A luva a ele concedida lhe acomoda aos dedos com a precisão do costume feito sob medida pelo alfaiate. Nem justo nem largo, na medida, precisa e firme, confortável e inquietante. Aos olhos do temeroso, assustador lhe parece o açougueiro que com a faca e a limalha afiam o fio que afastará a carne podre que ainda se dependura da pelanca saliente, uma sobra desnecessária mas que ainda presente pesa sob o corpo que já não admite excessos.
Ao homem, não há escolha se não sucumbir e se deixar passar pela lâmina que corta e extirpa aquilo que já não mais serve.
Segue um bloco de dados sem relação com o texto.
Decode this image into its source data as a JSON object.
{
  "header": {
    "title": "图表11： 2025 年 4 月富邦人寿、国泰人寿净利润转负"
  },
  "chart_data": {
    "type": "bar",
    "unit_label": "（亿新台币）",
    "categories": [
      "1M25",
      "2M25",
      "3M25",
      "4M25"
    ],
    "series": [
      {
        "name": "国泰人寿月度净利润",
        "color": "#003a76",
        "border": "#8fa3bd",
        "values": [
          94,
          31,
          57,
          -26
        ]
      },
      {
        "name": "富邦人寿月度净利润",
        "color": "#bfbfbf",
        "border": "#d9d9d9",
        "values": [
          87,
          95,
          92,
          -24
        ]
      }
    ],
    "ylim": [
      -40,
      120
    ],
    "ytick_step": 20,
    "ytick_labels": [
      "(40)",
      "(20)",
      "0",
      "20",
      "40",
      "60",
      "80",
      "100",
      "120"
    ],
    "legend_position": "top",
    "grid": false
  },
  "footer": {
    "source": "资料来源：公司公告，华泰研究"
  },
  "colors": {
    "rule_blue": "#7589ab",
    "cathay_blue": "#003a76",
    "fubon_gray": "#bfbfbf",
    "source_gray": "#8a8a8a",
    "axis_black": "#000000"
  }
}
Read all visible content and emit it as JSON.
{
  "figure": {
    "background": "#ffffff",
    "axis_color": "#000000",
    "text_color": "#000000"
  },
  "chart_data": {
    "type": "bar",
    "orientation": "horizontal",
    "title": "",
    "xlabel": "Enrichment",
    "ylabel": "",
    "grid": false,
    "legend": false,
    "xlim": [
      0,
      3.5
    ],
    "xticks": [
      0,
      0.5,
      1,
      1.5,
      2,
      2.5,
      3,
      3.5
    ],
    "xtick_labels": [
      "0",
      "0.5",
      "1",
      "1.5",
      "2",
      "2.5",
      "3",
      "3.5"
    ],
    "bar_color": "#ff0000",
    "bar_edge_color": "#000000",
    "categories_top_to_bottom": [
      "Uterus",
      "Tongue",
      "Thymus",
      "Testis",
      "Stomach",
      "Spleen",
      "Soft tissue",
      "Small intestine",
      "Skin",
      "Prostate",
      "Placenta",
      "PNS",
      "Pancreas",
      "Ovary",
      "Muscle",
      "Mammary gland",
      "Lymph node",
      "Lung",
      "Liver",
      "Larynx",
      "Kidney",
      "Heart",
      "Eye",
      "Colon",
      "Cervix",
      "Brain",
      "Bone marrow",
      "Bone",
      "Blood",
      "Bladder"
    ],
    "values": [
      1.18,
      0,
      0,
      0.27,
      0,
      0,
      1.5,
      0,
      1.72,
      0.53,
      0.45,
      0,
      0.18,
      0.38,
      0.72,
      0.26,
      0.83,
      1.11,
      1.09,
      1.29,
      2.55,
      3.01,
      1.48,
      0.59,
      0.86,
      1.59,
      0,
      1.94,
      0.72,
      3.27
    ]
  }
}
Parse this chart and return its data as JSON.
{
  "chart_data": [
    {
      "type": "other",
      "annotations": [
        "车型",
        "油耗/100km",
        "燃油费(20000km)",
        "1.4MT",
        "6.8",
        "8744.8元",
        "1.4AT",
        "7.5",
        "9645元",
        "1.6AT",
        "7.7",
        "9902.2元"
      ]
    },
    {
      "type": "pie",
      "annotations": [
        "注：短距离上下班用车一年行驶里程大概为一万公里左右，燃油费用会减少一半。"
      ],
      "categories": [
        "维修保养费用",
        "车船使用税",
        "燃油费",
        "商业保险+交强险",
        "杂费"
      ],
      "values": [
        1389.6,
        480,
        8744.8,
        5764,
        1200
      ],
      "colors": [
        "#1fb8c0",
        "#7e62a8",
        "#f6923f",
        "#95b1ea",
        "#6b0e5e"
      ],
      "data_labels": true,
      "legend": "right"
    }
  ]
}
A dor é desconsertante, anuvia a vista, embriaga a alma, exorta o homem de seu próprio ser. Ele não mais será ele, se vivo passar pela noite escura da alma. Nada nem ninguém retorna vivo do mundo dos mortos. Renascido, será um novo eu, se houver um amanhecer.
A morte chega súbita e repentina, surpreendente, sem qualquer aviso prévio ou vestígio que lhe possa anunciar o entardecer. Não há lamparina prendida a amenizar a morte que se perpetua. Um acontecimento brusco a deixar o mais preparado dos homens atônito. Perplexo, cabe ao observador apenas o testemunho e nada mais. Não há força que lhe fará sobrepujar tal acontecimento. A despedida é inadiável, um fato que se não for acolhido estará perdido para sempre, na noite escura da alma.